Court wrote: "Articles in medical journals nationally confirm that substance abuse by physicians is a serious problem. Yet Paul's callous disregard for this serious threat echoes an outrageous statement made by California Society of Anesthesiologists director Dr. Jeffrey Poage, who wrote last week for a feature on the society's webpage: 'Is physician impairment really a problem? Doesn't matter.' "

"Most troubling is Paul's repeated disrespect for and unwillingness to acknowledge the suffering and circumstances of families and victims of medical negligence, including Bob Pack, the author of the Troy and Alana Pack Patient Safety Act," Court wrote.  "Bob and I have written Paul on numerous occasions to ask him to debate his misstatements about the Pack family and Bob's ballot measure proposal. Paul has ignored each letter and not publicly acknowledged, in dozens of media statements, the circumstances that led to the death of Bob's two children, a tragedy in which Kaiser Permanente played a prominent role, and the impetus for the Pack Act.
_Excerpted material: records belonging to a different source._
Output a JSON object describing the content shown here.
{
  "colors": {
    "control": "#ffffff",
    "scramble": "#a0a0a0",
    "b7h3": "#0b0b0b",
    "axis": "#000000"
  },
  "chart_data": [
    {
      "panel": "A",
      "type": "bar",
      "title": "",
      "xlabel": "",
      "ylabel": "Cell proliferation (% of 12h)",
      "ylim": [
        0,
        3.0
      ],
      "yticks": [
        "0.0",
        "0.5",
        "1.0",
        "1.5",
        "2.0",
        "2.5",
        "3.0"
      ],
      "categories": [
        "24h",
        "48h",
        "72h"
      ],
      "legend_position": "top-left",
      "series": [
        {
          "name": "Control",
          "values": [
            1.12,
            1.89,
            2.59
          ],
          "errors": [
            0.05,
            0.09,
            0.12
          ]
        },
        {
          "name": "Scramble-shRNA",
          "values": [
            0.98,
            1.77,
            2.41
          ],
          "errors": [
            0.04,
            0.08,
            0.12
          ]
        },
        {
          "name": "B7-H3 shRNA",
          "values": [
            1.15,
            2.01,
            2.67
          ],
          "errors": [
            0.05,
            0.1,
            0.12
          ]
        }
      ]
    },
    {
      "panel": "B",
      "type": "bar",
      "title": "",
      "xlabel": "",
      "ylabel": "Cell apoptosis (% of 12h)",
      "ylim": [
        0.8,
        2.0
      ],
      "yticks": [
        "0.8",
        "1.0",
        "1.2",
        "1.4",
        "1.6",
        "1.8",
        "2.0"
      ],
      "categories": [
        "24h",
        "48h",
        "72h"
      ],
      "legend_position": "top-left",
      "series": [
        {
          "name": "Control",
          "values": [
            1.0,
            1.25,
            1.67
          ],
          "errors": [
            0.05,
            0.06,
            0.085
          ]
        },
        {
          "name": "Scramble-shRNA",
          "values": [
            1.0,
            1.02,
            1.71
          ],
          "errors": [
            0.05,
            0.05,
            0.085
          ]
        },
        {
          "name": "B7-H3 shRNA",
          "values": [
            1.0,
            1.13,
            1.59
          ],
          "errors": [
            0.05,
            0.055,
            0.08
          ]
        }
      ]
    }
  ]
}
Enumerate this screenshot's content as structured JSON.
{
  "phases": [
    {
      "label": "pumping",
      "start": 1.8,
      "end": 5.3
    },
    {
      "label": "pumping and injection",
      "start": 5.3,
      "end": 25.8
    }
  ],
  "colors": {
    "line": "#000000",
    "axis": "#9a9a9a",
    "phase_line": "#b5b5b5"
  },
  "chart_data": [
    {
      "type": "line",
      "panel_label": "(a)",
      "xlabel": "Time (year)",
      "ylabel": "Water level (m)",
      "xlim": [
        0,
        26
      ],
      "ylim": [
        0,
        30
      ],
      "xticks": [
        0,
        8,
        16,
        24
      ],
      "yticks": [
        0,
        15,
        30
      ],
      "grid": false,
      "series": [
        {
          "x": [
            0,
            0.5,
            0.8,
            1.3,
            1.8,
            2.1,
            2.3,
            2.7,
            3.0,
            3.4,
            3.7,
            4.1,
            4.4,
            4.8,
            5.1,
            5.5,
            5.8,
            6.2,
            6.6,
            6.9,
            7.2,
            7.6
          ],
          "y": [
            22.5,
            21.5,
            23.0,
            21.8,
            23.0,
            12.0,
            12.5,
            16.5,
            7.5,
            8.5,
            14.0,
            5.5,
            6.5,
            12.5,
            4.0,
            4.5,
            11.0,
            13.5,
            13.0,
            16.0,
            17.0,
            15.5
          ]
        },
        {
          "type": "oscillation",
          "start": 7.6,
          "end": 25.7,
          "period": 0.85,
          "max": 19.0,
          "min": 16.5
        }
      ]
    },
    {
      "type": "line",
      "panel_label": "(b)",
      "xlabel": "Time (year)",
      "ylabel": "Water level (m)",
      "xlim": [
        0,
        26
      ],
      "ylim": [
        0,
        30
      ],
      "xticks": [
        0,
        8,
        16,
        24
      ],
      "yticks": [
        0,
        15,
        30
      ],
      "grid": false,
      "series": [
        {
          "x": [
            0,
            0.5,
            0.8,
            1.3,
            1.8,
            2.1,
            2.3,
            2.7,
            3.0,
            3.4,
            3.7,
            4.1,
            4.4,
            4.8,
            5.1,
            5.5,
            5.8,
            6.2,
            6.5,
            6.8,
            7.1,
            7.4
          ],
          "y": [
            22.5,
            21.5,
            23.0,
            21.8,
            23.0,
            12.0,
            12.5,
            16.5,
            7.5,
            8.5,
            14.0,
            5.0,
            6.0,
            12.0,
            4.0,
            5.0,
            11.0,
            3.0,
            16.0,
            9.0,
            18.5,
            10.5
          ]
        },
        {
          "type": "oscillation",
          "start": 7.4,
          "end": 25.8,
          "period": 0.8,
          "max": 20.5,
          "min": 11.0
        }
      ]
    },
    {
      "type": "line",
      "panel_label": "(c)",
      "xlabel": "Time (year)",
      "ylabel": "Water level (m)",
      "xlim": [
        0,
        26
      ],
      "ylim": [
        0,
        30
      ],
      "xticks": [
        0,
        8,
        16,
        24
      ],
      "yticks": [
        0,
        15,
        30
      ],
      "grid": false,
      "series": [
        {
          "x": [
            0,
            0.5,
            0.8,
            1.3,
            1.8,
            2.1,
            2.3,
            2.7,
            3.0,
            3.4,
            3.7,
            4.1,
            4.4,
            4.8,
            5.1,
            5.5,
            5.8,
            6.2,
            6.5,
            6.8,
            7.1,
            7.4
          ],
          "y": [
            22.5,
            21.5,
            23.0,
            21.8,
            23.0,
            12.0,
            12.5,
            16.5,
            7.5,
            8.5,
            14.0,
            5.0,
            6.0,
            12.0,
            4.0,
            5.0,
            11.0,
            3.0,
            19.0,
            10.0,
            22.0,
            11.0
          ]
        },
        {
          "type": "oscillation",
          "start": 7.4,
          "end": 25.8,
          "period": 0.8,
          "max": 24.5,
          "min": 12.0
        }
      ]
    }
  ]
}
"As you probably know, Troy, 10 years old, and Alana, 7 years old, died when a drug-addicted driver, who was recklessly prescribed thousands of pills by Kaiser doctors, swerved off a road after falling asleep at the wheel during a drug and alcohol binge.   She killed not only Troy and Alana, but also the unborn twins Carmen Pack was carrying.

"In the wake of the tragedy, Bob created the electronic prescription drug database, CURES, in order to keep track of prescription drugs in the state. This year, the legislature passed Senate Bill 809 to fund the database. However, after intense opposition from the California Medical Association, the bill was amended on the Senate floor to prevent doctors from having to check the database before prescribing narcotics. That is why the Troy and Alana Pack Patient Safety Act mandates that doctors check the database before prescribing narcotics.

"Bob Pack's family was victimized by the failure of the medical establishment, and Kaiser Permanente, to take prescription drug abuse seriously and the failure of the legal system, due to a 38 year old cap on malpractice damages in such cases, to deter dangerous doctors who turn a blind eye to drug abuse and who, in some cases, knowingly participate in it. 

"Paul's failure to acknowledge the Pack family's suffering and Kaiser's role in it, the epidemic of medical negligence, and the problem of drug abuse by both physicians and patients reflects poorly on both the medical profession and Kaiser Permanente."